The U.S. Preventive Services Task Force (USPSTF) does not recommend screening for chronic obstructive pulmonary disease (COPD) in persons who do not have symptoms suggestive of COPD. The report appears in JAMA.
This is a D recommendation, indicating that there is moderate or high certainty that screening has no net benefit or that the harms outweigh the benefits.

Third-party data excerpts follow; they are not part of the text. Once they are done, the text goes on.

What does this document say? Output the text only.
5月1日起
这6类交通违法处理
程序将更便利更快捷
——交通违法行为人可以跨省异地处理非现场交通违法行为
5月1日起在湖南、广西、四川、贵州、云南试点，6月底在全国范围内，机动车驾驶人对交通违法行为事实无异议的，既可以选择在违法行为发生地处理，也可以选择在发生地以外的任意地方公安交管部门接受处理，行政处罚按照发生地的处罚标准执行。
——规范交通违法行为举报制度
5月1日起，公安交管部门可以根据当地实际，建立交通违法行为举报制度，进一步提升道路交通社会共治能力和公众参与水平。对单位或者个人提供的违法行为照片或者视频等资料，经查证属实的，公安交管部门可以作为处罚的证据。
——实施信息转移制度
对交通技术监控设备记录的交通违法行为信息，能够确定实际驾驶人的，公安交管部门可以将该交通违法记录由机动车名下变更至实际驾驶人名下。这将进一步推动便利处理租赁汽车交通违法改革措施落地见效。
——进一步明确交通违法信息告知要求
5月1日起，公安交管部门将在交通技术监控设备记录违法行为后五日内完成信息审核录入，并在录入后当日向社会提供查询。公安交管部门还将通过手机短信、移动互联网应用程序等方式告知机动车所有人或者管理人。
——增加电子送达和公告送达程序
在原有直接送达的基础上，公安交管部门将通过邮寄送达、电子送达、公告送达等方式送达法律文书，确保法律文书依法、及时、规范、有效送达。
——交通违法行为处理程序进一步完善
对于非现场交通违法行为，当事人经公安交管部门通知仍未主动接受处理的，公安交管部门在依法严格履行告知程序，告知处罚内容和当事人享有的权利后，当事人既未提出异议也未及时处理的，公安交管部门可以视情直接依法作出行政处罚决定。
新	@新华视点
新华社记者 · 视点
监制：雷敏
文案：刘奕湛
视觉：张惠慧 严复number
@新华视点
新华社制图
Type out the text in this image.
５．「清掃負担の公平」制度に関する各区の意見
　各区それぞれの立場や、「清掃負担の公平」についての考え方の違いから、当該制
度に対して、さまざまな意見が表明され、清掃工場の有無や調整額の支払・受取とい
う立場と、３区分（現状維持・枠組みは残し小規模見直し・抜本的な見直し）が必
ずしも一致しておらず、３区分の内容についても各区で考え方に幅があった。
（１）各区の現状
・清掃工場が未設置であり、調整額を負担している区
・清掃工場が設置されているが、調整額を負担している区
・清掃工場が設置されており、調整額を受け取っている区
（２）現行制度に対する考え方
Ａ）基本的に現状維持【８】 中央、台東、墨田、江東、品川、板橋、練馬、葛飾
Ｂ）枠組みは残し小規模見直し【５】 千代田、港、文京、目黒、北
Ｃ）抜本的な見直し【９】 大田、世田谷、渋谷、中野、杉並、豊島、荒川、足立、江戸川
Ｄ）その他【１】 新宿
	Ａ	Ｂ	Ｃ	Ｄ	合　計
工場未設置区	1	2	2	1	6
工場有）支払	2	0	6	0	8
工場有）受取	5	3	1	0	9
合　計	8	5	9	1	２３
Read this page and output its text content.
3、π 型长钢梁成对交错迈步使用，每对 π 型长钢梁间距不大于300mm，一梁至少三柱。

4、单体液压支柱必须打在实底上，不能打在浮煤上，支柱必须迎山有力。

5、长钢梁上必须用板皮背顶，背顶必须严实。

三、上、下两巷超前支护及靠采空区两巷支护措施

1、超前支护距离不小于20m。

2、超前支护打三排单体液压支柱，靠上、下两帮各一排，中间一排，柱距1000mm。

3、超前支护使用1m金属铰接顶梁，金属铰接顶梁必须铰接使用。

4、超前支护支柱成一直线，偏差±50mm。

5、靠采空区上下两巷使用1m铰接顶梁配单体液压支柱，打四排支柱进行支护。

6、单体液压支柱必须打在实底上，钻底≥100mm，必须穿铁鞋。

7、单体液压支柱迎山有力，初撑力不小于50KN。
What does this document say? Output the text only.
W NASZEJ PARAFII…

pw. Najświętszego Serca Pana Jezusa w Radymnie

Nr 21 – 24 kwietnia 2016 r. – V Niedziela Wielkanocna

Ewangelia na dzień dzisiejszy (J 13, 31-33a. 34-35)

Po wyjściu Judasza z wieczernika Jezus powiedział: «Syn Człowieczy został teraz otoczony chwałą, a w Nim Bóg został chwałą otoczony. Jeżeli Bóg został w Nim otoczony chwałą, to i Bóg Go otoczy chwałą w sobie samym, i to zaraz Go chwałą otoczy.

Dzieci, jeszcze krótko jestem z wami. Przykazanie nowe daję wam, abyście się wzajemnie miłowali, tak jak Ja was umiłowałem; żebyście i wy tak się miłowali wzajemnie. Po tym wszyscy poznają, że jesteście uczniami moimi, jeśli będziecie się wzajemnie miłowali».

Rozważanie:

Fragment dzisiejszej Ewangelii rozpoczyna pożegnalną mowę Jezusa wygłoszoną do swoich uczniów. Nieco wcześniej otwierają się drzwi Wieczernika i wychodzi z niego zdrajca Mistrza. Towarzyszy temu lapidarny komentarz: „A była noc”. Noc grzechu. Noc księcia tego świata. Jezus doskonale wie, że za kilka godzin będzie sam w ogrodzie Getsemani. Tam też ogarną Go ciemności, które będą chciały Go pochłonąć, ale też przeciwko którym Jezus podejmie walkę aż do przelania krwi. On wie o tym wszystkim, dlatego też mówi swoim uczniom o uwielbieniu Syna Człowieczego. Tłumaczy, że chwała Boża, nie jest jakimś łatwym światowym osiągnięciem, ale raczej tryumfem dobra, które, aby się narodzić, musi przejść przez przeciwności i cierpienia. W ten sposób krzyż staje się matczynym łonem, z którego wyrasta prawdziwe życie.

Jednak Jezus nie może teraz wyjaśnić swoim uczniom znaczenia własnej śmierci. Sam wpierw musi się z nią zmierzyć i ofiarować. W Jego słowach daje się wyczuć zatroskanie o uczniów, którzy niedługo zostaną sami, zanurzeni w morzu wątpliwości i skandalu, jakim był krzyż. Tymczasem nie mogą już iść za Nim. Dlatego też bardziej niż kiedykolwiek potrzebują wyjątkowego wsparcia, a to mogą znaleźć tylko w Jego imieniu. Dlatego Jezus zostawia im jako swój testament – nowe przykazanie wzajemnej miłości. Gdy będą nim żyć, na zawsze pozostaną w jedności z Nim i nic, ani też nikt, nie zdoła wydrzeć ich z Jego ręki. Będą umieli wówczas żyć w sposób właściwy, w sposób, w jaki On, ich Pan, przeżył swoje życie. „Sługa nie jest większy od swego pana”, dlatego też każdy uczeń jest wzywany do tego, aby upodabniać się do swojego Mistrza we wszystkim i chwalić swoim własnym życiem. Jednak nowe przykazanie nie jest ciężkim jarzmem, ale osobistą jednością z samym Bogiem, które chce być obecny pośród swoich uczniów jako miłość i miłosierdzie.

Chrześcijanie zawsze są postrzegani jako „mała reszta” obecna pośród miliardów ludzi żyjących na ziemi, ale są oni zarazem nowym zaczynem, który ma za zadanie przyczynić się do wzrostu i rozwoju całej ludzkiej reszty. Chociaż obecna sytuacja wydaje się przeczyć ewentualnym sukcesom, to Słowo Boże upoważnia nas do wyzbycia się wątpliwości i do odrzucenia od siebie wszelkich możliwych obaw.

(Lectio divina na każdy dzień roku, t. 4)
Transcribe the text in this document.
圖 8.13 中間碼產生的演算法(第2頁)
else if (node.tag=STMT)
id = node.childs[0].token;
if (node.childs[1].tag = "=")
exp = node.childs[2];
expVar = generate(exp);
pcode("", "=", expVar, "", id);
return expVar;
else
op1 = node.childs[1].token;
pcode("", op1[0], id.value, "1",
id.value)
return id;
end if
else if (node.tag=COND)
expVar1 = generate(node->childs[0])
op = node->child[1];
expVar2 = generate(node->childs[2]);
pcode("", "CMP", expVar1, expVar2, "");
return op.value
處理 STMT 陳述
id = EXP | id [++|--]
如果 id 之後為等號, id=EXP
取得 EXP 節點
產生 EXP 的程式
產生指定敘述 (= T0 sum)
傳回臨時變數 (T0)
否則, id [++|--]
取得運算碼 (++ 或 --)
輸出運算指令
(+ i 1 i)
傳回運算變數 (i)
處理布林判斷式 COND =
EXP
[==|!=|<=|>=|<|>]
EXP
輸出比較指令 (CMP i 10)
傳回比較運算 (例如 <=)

About 14 percent of U.S. adults age 40 to 79 years have COPD, and it is the third leading cause of death in the U.S. Persons with severe COPD are often unable to participate in normal physical activity due to deterioration of lung function. To update its 2008 recommendation, the USPSTF reviewed the evidence on whether screening for COPD in asymptomatic adults (those who do not recognize or report respiratory symptoms) improves health outcomes. The USPSTF reviewed the diagnostic accuracy of screening tools (including prescreening questionnaires and spirometry [a test of the air capacity of the lungs]); whether screening for COPD improves the delivery and uptake of targeted preventive services, such as smoking cessation or relevant immunizations; and the possible harms of screening for and treatment of mild to moderate COPD.
The USPSTF is an independent, volunteer panel of experts that makes recommendations about the effectiveness of specific preventive care services such as screenings, counseling services, and preventive medications.
Chronic obstructive pulmonary disease is defined as airflow limitation that is not fully reversible. It is a disease associated with an abnormal inflammatory response of the lung to harmful particles or gases. Diagnosis is based on postbronchodilator (a type of medication given to open up the lung's air passages) spirometry, which detects fixed airway obstruction. Persons with COPD often, but not always, have symptoms such as dyspnea (difficulty breathing or shortness of breath), chronic cough, and chronic sputum production. Patients often have a history of exposure to risk factors such as cigarette smoke or heating fuels or occupational exposure to dusts or chemicals. Although postbronchodilator spirometry is required to make a definitive diagnosis, prescreening questionnaires can elicit current symptoms and previous exposures to harmful particles or gases.
Benefits of Detection and Early Treatment
The USPSTF found inadequate evidence that screening for COPD in asymptomatic persons using questionnaires or spirometry improves health outcomes.
Harms of Detection and Early Treatment
The USPSTF found inadequate evidence on the harms of screening. However, given the lack of benefit of early detection and treatment, the opportunity cost associated with screening asymptomatic persons may be large. The amount of time and effort required to screen for COPD in asymptomatic persons (using screening spirometry with or without prescreening questionnaires) is not trivial.
Similar to 2008, the USPSTF did not find evidence that screening for COPD in asymptomatic persons improves health-related quality of life, morbidity, or mortality. The USPSTF determined that early detection of COPD, before the development of symptoms, does not alter the course of the disease or improve patient outcomes. The USPSTF concludes with moderate certainty that screening for COPD in asymptomatic persons has no net benefit.